Good Wives by Laurel Thatcher Ulrich

Good Wives by Laurel Thatcher Ulrich

Author:Laurel Thatcher Ulrich [Ulrich, Laurel Thatcher]
Language: eng
Format: epub
ISBN: 978-0-307-77297-8
Publisher: Knopf Doubleday Publishing Group
Published: 2010-12-28T16:00:00+00:00


Table 4. Incidence of Travel During Pregnancy and Lactation1

All three women, however, remained close to their homes during the last two months of each pregnancy. This seems to have been true even when unusual circumstances might have impelled them to travel. Late in September of 1755 Elizabeth Patten remained in Bedford while her husband attended her own father’s funeral in nearby Londonderry. She was just one month away from the delivery of her fourth child.54 Pregnancy may have been a “nine month sickness” as the midwifery manual said, but these women were slow to succumb. A more dramatic restraint on travel is apparent in the next period—the first ten months of each baby’s life. This is undoubtedly related to lactation, which in many ways placed more demands on the mother than pregnancy. Although a woman might leave her infant for a short while, perhaps relying for an occasional feeding upon a neighbor who was also nursing, she could not travel far or long without taking the child with her. Mrs. Green and Mrs. Patten occasionally traveled with infants (James Patten was baptized in Londonderry, New Hampshire, at the age of seven months while his parents were visiting there).55 But all three mothers avoided traveling during the third quarter of their child’s first year. One reason is obvious. Compared with a newborn infant, a baby seven or eight months old is simply not very portable, being both heavier and more active. If he or she were still dependent upon mother’s milk, the only practical solution was to stay home.

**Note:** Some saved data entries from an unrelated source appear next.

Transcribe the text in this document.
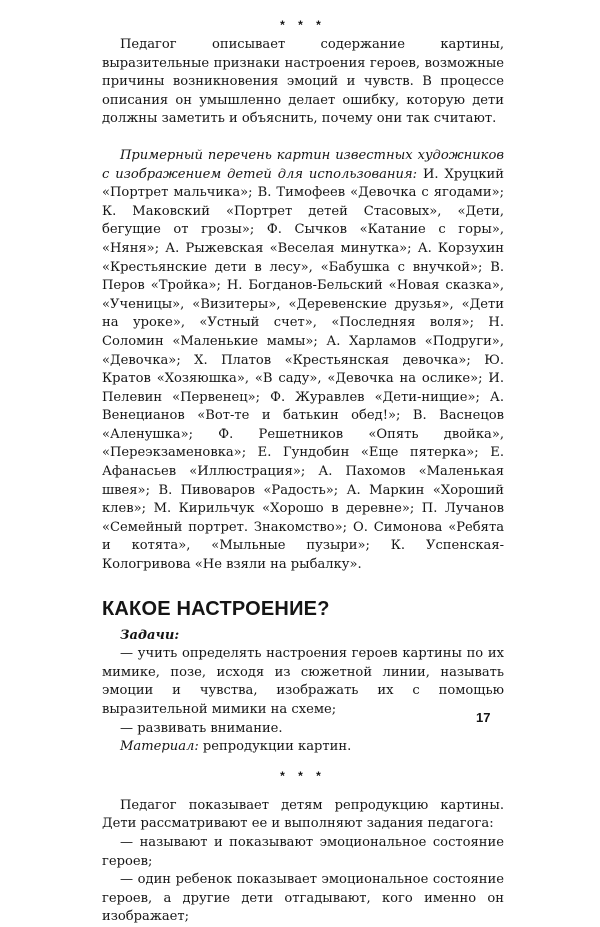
* * *

Педагог описывает содержание картины, выразительные признаки настроения героев, возможные причины возникновения эмоций и чувств. В процессе описания он умышленно делает ошибку, которую дети должны заметить и объяснить, почему они так считают.

Примерный перечень картин известных художников с изображением детей для использования: И. Хруцкий «Портрет мальчика»; В. Тимофеев «Девочка с ягодами»; К. Маковский «Портрет детей Стасовых», «Дети, бегущие от грозы»; Ф. Сычков «Катание с горы», «Няня»; А. Рыжевская «Веселая минутка»; А. Корзухин «Крестьянские дети в лесу», «Бабушка с внучкой»; В. Перов «Тройка»; Н. Богданов-Бельский «Новая сказка», «Ученицы», «Визитеры», «Деревенские друзья», «Дети на уроке», «Устный счет», «Последняя воля»; Н. Соломин «Маленькие мамы»; А. Харламов «Подруги», «Девочка»; Х. Платов «Крестьянская девочка»; Ю. Кратов «Хозяюшка», «В саду», «Девочка на ослике»; И. Пелевин «Первенец»; Ф. Журавлев «Дети-нищие»; А. Венецианов «Вот-те и батькин обед!»; В. Васнецов «Аленушка»; Ф. Решетников «Опять двойка», «Переэкзаменовка»; Е. Гундобин «Еще пятерка»; Е. Афанасьев «Иллюстрация»; А. Пахомов «Маленькая швея»; В. Пивоваров «Радость»; А. Маркин «Хороший клев»; М. Кирильчук «Хорошо в деревне»; П. Лучанов «Семейный портрет. Знакомство»; О. Симонова «Ребята и котята», «Мыльные пузыри»; К. Успенская-Кологривова «Не взяли на рыбалку».

КАКОЕ НАСТРОЕНИЕ?

Задачи:

— учить определять настроения героев картины по их мимике, позе, исходя из сюжетной линии, называть эмоции и чувства, изображать их с помощью выразительной мимики на схеме;

— развивать внимание.

Материал: репродукции картин.

* * *

Педагог показывает детям репродукцию картины. Дети рассматривают ее и выполняют задания педагога:

— называют и показывают эмоциональное состояние героев;

— один ребенок показывает эмоциональное состояние героев, а другие дети отгадывают, кого именно он изображает;

17
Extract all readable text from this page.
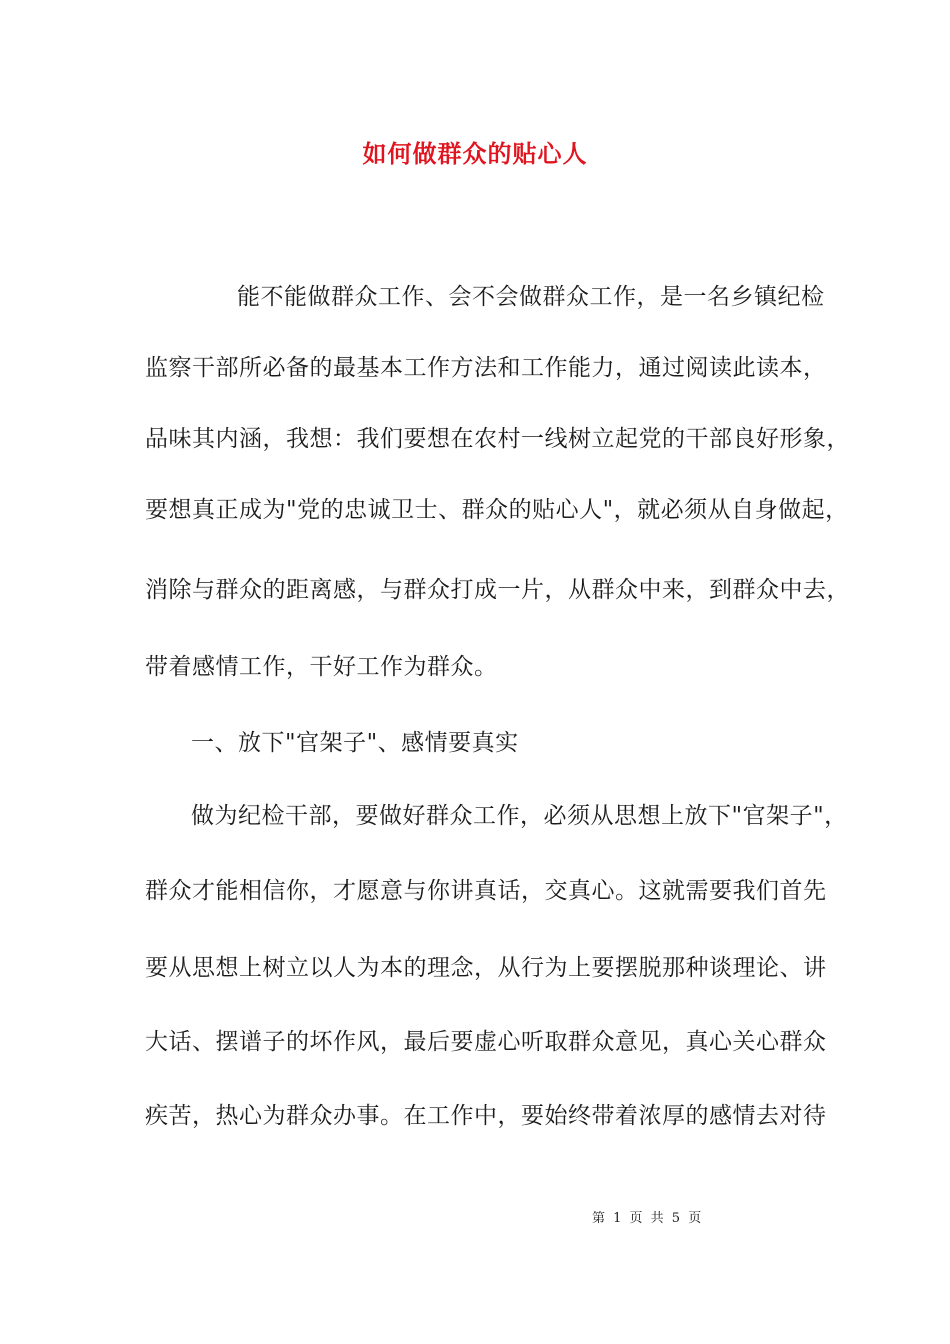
如何做群众的贴心人
能不能做群众工作、会不会做群众工作，是一名乡镇纪检
监察干部所必备的最基本工作方法和工作能力，通过阅读此读本，
品味其内涵，我想：我们要想在农村一线树立起党的干部良好形象，
要想真正成为"党的忠诚卫士、群众的贴心人"，就必须从自身做起，
消除与群众的距离感，与群众打成一片，从群众中来，到群众中去，
带着感情工作，干好工作为群众。
一、放下"官架子"、感情要真实
做为纪检干部，要做好群众工作，必须从思想上放下"官架子"，
群众才能相信你，才愿意与你讲真话，交真心。这就需要我们首先
要从思想上树立以人为本的理念，从行为上要摆脱那种谈理论、讲
大话、摆谱子的坏作风，最后要虚心听取群众意见，真心关心群众
疾苦，热心为群众办事。在工作中，要始终带着浓厚的感情去对待
第 1 页 共 5 页
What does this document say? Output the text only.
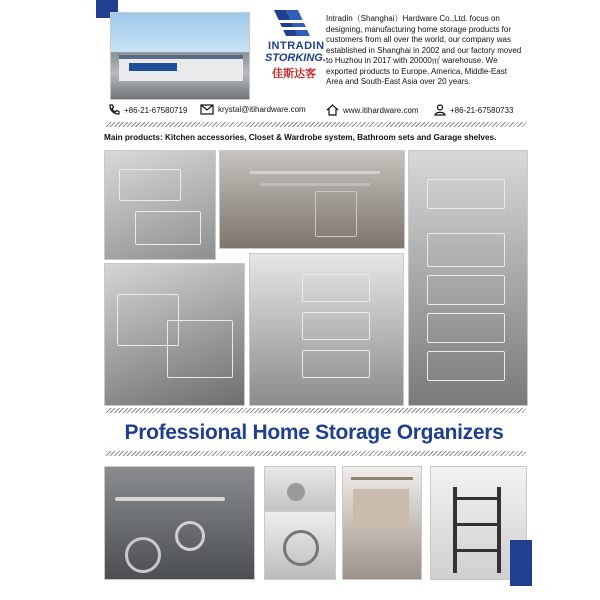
INTRADIN
STORKING.
佳斯达客
Intradin（Shanghai）Hardware Co.,Ltd. focus on designing, manufacturing home storage products for customers from all over the world, our company was established in Shanghai in 2002 and our factory moved to Huzhou in 2017 with 20000㎡ warehouse. We exported products to Europe, America, Middle-East Area and South-East Asia over 20 years.
+86-21-67580719	krystal@itihardware.com	www.itihardware.com	+86-21-67580733
Main products: Kitchen accessories, Closet & Wardrobe system, Bathroom sets and Garage shelves.
Professional Home Storage Organizers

But for all three women, the most significant pattern is not the restraint on travel during pregnancy and infancy but the sudden jump in activity after the tenth month of each baby’s life. For Elizabeth Collins, this is especially dramatic. For six of the nine babies mentioned in the diary, her first journey after birth was between ten and fifteen months. For the other babies, the second journey after birth fell into this same crucial period. A similar pattern is discernible for Mrs. Green. The timing suggests some connections with weaning, a possibility confirmed in Joseph Green’s diary entry for April 12, 1702. Green noted that on this day he took his wife to her parents’ home in Wenham, then “came home to wean John,” who was then seventeen months old.56

There is supporting evidence in less-detailed diaries of the period for the idea of the “weaning journey.” From January 1740, when Nicholas Gilman began his daily diary, until late in August of 1741, his wife, Mary, apparently never left Exeter, New Hampshire, where they lived. This period included the last eight months of her fifth pregnancy and the first year of their son Josiah’s life. But just before Josiah’s first birthday she took an unexplained three-day journey alone to her grandmother’s home in Newbury, Massachusetts.57 There is a similar example in the almanac diary of Edward Holyoke of Salem. In January of 1730 his wife made a two-week visit to her parents’ home in Ipswich.